Federal countries normally have states that are similar in size, but it’s not a requirement. However, England is huge (53m inhabitants, while the rest of the nations have only about 10m together), and this makes it hard to establish a federal system.

Firstly, the English Parliament would be hugely influential — it’s quite possible the best political talents would go there rather than to the UK Parliament, and it’s probably all the BBC would be talking about most of the time.

Secondly, a proper federal parliament would allow Scotland, Wales and Northern Ireland to block legislation desired by England. For instance, using the Bundesrat scheme, the three smaller nations would have 3 votes each, so they could easily outvote England (with 6 votes).

This is of course where Labour’s devious invention comes into play. By resurrecting the English regions (which aren’t popular in England — let’s not forget how people voted No to regional assemblies when they were asked), they can overcome this problem.
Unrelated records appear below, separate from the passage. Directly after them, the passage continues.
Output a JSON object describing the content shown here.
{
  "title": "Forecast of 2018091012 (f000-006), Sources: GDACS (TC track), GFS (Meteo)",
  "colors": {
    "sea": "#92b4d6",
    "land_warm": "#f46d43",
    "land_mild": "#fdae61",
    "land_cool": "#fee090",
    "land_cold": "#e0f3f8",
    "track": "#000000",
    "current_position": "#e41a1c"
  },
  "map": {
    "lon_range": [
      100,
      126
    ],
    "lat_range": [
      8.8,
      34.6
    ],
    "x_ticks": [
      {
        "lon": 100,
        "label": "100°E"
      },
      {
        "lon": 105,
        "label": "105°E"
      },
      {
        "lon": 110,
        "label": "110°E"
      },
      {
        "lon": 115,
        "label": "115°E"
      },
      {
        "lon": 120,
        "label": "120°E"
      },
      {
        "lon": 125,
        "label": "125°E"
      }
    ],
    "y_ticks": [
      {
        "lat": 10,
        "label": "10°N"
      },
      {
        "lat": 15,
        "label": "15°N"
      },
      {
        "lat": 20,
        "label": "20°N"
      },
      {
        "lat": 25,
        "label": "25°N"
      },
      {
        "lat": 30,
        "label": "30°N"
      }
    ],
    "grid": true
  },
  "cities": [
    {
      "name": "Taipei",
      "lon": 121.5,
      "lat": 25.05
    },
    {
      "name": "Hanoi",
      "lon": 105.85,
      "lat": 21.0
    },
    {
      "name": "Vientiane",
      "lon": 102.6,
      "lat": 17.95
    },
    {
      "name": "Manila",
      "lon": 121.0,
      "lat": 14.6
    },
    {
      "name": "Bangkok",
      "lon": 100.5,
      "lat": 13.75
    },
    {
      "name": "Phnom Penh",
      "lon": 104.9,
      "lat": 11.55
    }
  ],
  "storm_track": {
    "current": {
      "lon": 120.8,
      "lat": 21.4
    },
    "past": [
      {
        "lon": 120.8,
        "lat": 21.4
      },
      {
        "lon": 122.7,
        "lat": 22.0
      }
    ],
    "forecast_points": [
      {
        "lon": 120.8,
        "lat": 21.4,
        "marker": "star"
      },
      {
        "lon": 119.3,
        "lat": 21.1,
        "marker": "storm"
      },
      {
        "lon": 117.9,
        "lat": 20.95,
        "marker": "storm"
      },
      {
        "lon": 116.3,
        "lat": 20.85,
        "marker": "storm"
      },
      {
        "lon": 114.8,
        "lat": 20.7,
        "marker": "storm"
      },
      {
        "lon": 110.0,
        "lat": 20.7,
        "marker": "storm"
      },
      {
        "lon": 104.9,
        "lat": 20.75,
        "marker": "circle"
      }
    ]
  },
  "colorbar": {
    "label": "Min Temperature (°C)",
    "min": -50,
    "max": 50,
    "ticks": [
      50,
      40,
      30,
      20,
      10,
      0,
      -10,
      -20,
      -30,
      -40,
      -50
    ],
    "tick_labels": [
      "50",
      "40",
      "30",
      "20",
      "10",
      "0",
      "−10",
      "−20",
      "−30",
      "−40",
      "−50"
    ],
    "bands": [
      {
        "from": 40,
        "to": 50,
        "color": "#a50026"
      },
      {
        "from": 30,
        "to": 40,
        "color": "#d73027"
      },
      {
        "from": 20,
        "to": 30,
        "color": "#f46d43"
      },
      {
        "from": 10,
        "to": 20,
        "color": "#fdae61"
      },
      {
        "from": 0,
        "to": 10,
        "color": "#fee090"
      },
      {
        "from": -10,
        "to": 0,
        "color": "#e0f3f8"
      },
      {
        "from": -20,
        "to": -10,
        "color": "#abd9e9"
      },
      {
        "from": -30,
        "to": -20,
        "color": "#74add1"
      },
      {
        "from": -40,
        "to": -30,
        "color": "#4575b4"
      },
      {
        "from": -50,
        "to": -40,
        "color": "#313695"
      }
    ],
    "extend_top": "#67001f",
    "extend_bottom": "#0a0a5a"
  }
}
By splitting England into nine regions for Senate vote allocation purposes, they can ensure that England will never be outvoted by the small nations of the UK.

However, of course Labour aren’t proposing to give the English regions powers like the real nations. There won’t be an East Midlands legal system, there won’t be an independent South West NHS, there won’t be a separate Church of Yorkshire and the Humber, there won’t be a distinct London education system, and the North West won’t start fielding its own football team in international tournaments.

The problem is that if there is a debate in Labour’s second chamber about the NHS, for instance, the three nations with their own separate health systems will be outvoted by the nine English regions that not only share an NHS but also have no direct influence over it, given that it’s controlled by Westminster.

The only way I can think of to create proper federalism in the UK is to split England into two or more nations, each having the same powers as Scotland. However, this will never happen. The English feel their nation is England, and it would be an abomination to destroy England in order to save the UK. The consequence is that the UK will never become a federal state. It’s impossible.